Poulin s’attarde également à la fiction d’Alexandre Soublière : La maison mère. Une lecture qui m’a fait voir le travail de cet écrivain d’un autre angle, ce qui n’est jamais une mauvaise chose. Soublière prône un retour au Canada français, à la famille et au village dans un contexte catastrophique et anarchique. La marche vers le passé ne se fait jamais. On avance, même en claudiquant ou en rampant.

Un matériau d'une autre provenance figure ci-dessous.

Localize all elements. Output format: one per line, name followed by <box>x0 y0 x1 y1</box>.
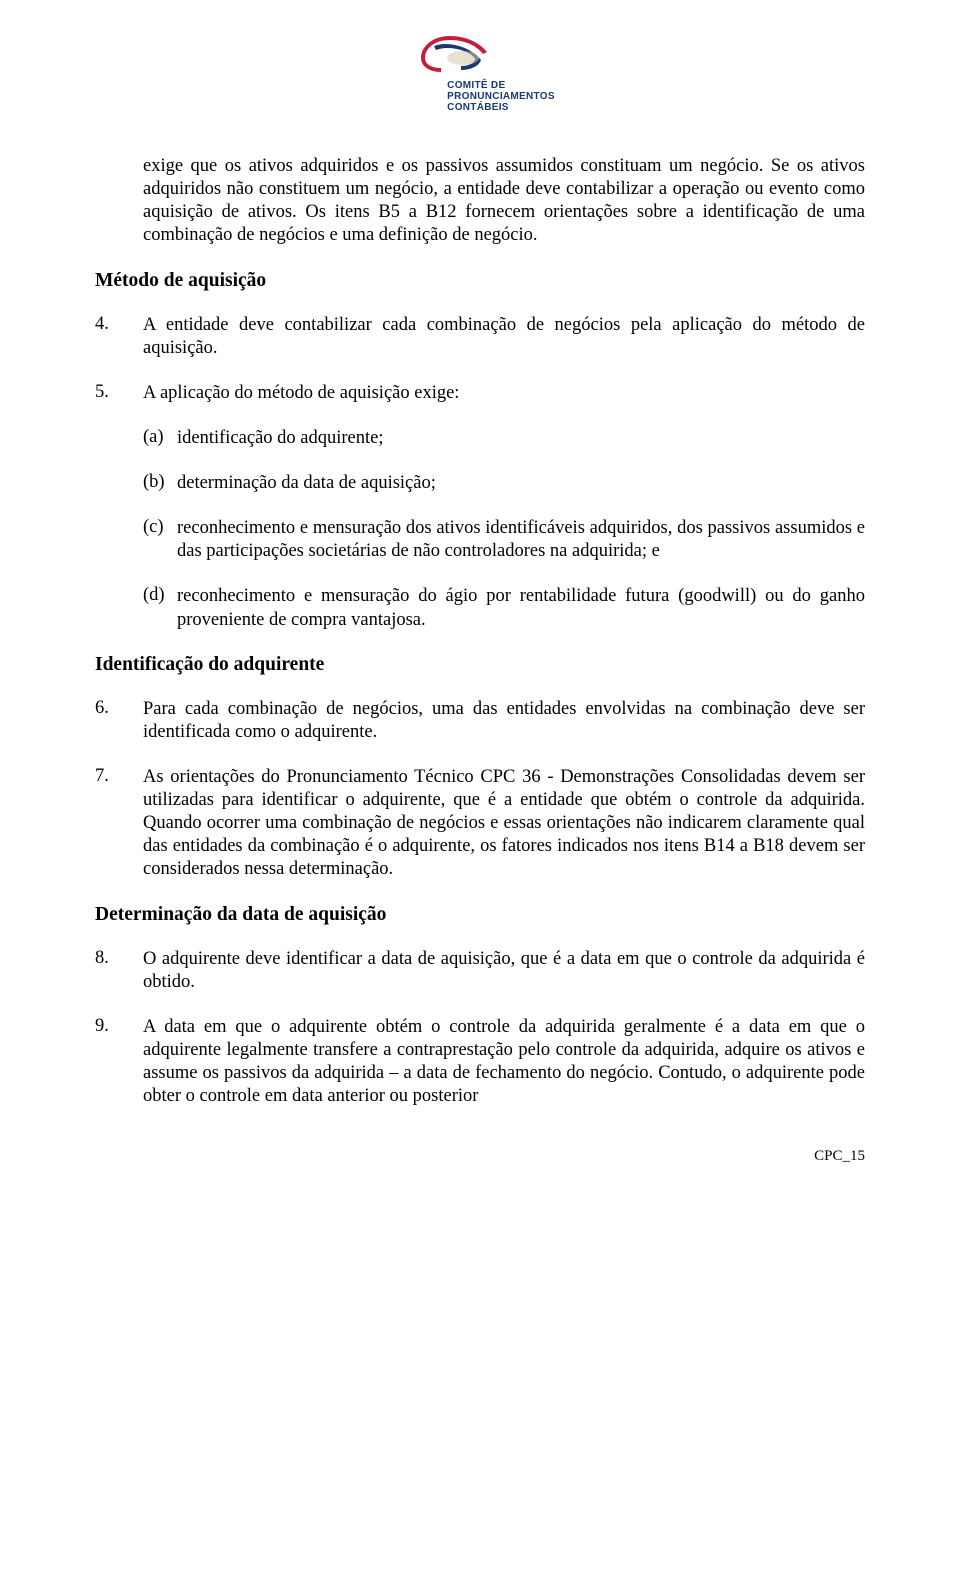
heading-identificacao-adquirente: Identificação do adquirente <box>95 654 865 676</box>
item-5c-lbl: (c) <box>143 517 177 563</box>
item-9: 9. A data em que o adquirente obtém o co… <box>95 1016 865 1109</box>
item-5-text: A aplicação do método de aquisição exige… <box>143 382 865 405</box>
logo-line-3: CONTÁBEIS <box>447 102 555 113</box>
item-5d-text: reconhecimento e mensuração do ágio por … <box>177 585 865 631</box>
item-8-num: 8. <box>95 948 143 994</box>
item-5-sublist: (a) identificação do adquirente; (b) det… <box>143 427 865 632</box>
logo-text: COMITÊ DE PRONUNCIAMENTOS CONTÁBEIS <box>447 80 555 113</box>
item-4-text: A entidade deve contabilizar cada combin… <box>143 314 865 360</box>
item-8-text: O adquirente deve identificar a data de … <box>143 948 865 994</box>
item-6: 6. Para cada combinação de negócios, uma… <box>95 698 865 744</box>
item-5a: (a) identificação do adquirente; <box>143 427 865 450</box>
heading-determinacao-data: Determinação da data de aquisição <box>95 904 865 926</box>
item-9-text: A data em que o adquirente obtém o contr… <box>143 1016 865 1109</box>
item-5d-lbl: (d) <box>143 585 177 631</box>
logo-line-2: PRONUNCIAMENTOS <box>447 91 555 102</box>
item-4-num: 4. <box>95 314 143 360</box>
item-5-num: 5. <box>95 382 143 405</box>
item-6-num: 6. <box>95 698 143 744</box>
item-5d: (d) reconhecimento e mensuração do ágio … <box>143 585 865 631</box>
item-7: 7. As orientações do Pronunciamento Técn… <box>95 766 865 882</box>
item-5b: (b) determinação da data de aquisição; <box>143 472 865 495</box>
item-5c-text: reconhecimento e mensuração dos ativos i… <box>177 517 865 563</box>
item-5a-lbl: (a) <box>143 427 177 450</box>
header-logo-area: COMITÊ DE PRONUNCIAMENTOS CONTÁBEIS <box>95 30 865 115</box>
item-7-text: As orientações do Pronunciamento Técnico… <box>143 766 865 882</box>
item-9-num: 9. <box>95 1016 143 1109</box>
heading-metodo-aquisicao: Método de aquisição <box>95 270 865 292</box>
intro-continuation: exige que os ativos adquiridos e os pass… <box>143 155 865 248</box>
item-5a-text: identificação do adquirente; <box>177 427 865 450</box>
cpc-logo-icon <box>415 30 545 78</box>
item-5c: (c) reconhecimento e mensuração dos ativ… <box>143 517 865 563</box>
item-5b-lbl: (b) <box>143 472 177 495</box>
item-4: 4. A entidade deve contabilizar cada com… <box>95 314 865 360</box>
logo-block: COMITÊ DE PRONUNCIAMENTOS CONTÁBEIS <box>405 30 555 113</box>
item-5: 5. A aplicação do método de aquisição ex… <box>95 382 865 405</box>
item-7-num: 7. <box>95 766 143 882</box>
item-8: 8. O adquirente deve identificar a data … <box>95 948 865 994</box>
item-5b-text: determinação da data de aquisição; <box>177 472 865 495</box>
item-6-text: Para cada combinação de negócios, uma da… <box>143 698 865 744</box>
page-footer: CPC_15 <box>95 1148 865 1165</box>
logo-line-1: COMITÊ DE <box>447 80 555 91</box>
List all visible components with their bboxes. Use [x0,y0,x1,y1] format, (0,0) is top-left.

Et certainement qu’il faut un regard clair et net sur sa situation pour en arriver à prendre les décisions qui s’imposent. Nous nous démarquons non seulement par les courbes de la COVID-19 où nous sommes les champions du Canada, mais aussi avec nos téléromans, notre fascination maladive pour les États-Unis, un humour qui masque notre mal être.

 

Y a-t-il une société au monde où l’humour occupe une place aussi prépondérante que dans la nôtre? Société du spectacle, ère du vide, temps de l’Homo festivus : la sociologie contemporaine offre des explications intéressantes. En vérité, nous craignons l’installation du silence et la réflexion qui en constitue l’étape suivante. (p.181)

 

Essai rafraîchissant pour le vieux rêveur que je suis devenu et qui voit le mur qui masque le pays à venir de plus en plus haut. La relève est là et le regard d’Alexandre Poulin m’a fait du bien. Le jeune homme pose des questions importantes et montre bien les illusions et les duperies, les fausses promesses et les retours en arrière qui nous caractérise. Toutes les contradictions des Québécois surgissent dans cet essai avec les manœuvres pour éviter de secouer la seule décision, celle à laquelle nous avons répondu non à deux reprises. Une réflexion nécessaire, une pensée revigorante, une conclusion qui semble tellement évidente malgré tous les dénis et les pirouettes, les chemins de traverse que nous ne cessons d’inventer pour fuir une question politique incontournable quand on imagine le futur.

 

POULIN ALEXANDREUn désir d’achèvementÉDITIONS du BORÉAL, 200 pages, 22,95 $.